The Biden government has launched a new strategy to combat hunger in the US by the end of 2030 through the expansion of benefits such as free school meals and food stamps.

One in 10 households struggled to feed their families in 2021 due to poverty and the poverty level of food in the richest country in the world, which has barely budged in the past two decades due to the deepening economic inequalities and welfare cuts.

More than 35% of Americans in 19 states and two territories are obese, compared to the number of states in 2018 while one in 10 Americans have diabetes, according to a plan released on Tuesday.
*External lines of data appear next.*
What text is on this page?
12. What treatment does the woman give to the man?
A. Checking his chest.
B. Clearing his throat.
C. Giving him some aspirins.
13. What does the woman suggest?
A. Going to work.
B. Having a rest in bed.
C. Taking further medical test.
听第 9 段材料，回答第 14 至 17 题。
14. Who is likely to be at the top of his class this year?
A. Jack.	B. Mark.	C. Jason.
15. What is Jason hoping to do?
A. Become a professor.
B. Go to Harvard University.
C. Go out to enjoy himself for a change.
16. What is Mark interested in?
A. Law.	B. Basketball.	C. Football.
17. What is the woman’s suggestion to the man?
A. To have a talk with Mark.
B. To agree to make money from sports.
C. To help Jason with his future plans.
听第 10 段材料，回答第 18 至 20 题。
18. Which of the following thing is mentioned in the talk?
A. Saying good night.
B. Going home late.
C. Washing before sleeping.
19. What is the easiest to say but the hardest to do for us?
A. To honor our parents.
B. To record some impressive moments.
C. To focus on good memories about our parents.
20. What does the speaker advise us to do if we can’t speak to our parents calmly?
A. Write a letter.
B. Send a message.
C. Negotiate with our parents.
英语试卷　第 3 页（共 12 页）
It includes proposals to change food packaging and voluntary salt and sugar reduction targets for the food industry, as well as expand Medicaid and Medicare access to obesity counseling and nutrition.

The national strategy comes a day before the White House hosts the first conference on hunger, nutrition and health in 53 years. Since then, food security has improved but remains stubbornly high, while the consumption of processed unhealthy foods and diet-related diseases has increased.

It includes several ambitious proposals but few concrete measures, as the plans depend on a polarised Congress, which has so far refused to extend the child tax credit and universal free school meals, both of which led to historic improvements in food security in the wake of the pandemic.

The administration said that it is committed to pushing for Congress to extend the expanded, fully refunded child tax credit and expand Earned Income Tax Credit. The minimum wage should be raised to $15 an hour, close to the Medicaid coverage gap, invest in affordable, high-quality child care, and expand the Housing Choice Voucher Food inequalities because structural and systemic racial and economic inequalities. Access to affordable healthy food is harder for people of color, indigenous communities, rural dwellers, and low income households because of disparities in access to healthcare, decent housing, transportation, educational and economic opportunities, all of which increase the risk of hunger and diet-related diseases.

The last food conference hosted by President Richard Nixon in 1969 was a crucial moment in American food policy that led to the expansion of food stamps and gave rise to the Women, Infants and Children program that provides parenting advice, breastfeeding support and food assistance to the mothers of half of the babies born each year.